This Is MS Multiple Sclerosis Community: Knowledge & Support

I tend to react that way to postings here that imply these big conspiracies on the part of an evil establishment that wants to perpetuate MS for the purpose of making money, etc etc etc. I'm not as complacent about these things as I might appear, but I'd like to see some evidence along with a spirit of equivalent skepticism when it comes to various claims and reprsentations.

There's an "insurgent" undertone in many postings here, and I don't go for it. It's almost as if the NMSS and the drug companies are being blamed for multiple sclerosis. Hey, I can even believe that if the evidence is there, but the insinuations without evidence make me want to throw things. Since you can't do that online, I do the next best thing.


The ABCRs are proven to do certain things, i.e., slow the accumulation of lesions. The manufacturers are strictly limited as to the claims they can make. I don't feel misled. I am very aware that this stuff is a crapshoot. BTW, I am not somehow fond of sticking a 1-1/2" needle in my leg every Friday night. If something else works better, I am all for it.


I will take a look through the thread on that subject.

Sorry, time to leave the board.

-finn

I do see it that way, i.e., that it's healthy to be suspicious although I guess I prefer the milder term "skeptical." Here's the rub: My skepticism is omni-directional, and that really bugs people who think that they should somehow be immune from skepticism on the grounds that they have gentle good karma or something.

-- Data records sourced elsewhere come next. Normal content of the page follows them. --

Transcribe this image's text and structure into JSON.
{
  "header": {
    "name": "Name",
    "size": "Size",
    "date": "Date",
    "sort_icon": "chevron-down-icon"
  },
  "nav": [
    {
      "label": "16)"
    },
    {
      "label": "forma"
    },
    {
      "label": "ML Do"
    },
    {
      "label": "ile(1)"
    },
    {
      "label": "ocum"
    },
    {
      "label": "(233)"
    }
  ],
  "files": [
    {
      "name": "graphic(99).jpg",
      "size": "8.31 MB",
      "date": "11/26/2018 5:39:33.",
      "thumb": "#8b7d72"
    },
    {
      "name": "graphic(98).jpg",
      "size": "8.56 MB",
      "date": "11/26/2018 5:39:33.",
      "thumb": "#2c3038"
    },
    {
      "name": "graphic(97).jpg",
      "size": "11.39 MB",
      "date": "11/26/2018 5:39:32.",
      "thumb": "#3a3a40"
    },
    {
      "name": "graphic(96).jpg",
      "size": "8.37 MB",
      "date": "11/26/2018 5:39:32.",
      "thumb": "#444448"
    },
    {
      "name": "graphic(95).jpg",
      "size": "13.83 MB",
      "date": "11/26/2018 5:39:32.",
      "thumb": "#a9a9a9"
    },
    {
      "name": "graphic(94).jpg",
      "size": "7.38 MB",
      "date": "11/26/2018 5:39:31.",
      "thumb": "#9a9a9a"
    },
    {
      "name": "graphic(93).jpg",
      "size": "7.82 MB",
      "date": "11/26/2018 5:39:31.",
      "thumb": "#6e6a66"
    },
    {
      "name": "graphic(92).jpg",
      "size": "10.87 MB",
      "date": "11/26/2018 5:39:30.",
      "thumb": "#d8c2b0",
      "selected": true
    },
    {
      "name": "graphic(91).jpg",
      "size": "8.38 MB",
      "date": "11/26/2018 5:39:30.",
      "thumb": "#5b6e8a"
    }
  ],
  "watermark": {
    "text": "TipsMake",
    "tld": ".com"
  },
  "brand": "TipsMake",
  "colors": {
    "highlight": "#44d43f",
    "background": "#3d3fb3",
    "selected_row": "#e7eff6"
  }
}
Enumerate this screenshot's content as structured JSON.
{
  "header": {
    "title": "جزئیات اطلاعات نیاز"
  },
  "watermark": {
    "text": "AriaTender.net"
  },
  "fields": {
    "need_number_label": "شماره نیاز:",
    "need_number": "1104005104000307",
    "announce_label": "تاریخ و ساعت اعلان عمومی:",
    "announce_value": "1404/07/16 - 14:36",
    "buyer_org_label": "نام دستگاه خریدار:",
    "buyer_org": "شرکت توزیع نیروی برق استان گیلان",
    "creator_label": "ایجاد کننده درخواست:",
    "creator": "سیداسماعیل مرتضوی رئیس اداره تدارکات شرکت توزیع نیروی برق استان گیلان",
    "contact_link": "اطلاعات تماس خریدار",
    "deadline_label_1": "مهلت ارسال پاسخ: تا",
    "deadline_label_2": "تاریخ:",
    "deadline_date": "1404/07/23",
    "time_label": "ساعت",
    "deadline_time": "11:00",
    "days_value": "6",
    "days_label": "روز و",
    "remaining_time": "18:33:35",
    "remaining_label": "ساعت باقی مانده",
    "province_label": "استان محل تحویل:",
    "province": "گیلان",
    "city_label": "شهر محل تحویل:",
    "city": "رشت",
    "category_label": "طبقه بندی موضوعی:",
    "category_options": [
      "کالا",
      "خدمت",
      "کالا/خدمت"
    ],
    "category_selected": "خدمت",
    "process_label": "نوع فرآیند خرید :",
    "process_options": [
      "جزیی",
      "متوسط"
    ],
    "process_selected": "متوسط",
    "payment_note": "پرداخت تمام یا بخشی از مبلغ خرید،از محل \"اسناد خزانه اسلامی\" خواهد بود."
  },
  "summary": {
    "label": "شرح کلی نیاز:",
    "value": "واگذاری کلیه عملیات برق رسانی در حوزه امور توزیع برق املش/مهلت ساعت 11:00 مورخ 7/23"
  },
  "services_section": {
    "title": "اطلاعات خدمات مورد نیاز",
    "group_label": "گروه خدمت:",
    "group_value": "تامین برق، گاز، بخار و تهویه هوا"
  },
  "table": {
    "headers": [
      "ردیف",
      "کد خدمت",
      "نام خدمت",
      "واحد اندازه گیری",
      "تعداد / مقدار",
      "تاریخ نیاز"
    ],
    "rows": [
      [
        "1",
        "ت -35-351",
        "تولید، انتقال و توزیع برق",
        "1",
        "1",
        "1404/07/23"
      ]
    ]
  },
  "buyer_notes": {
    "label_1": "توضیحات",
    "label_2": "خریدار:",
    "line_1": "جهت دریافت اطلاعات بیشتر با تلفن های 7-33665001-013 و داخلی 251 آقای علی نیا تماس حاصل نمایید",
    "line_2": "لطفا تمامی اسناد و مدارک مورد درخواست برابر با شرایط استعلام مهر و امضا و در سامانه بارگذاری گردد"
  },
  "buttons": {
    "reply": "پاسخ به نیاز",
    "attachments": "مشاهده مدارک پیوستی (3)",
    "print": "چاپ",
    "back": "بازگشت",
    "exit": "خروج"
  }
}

Wanna feel like the proverbial turd in the punchbowl? Tell a vegan that you think it's a waste of time; that you sort of like being at the top of the food chain; and that those gentle smart dolphins are the gang rapists of the ocean.

I don't know if you've ever heard of or read anything by H.L. Mencken, an American journalist who made skepticism a high art in the 1930s. He didn't spare anyone. He came from a long line of folk skeptics before him, including the granddaddy of all of them, Mark Twain. That's where I'm coming from. The American phrase is: Don't take any wooden nickels. Bulls*** doesn't smell any sweeter because it came from your own cattle.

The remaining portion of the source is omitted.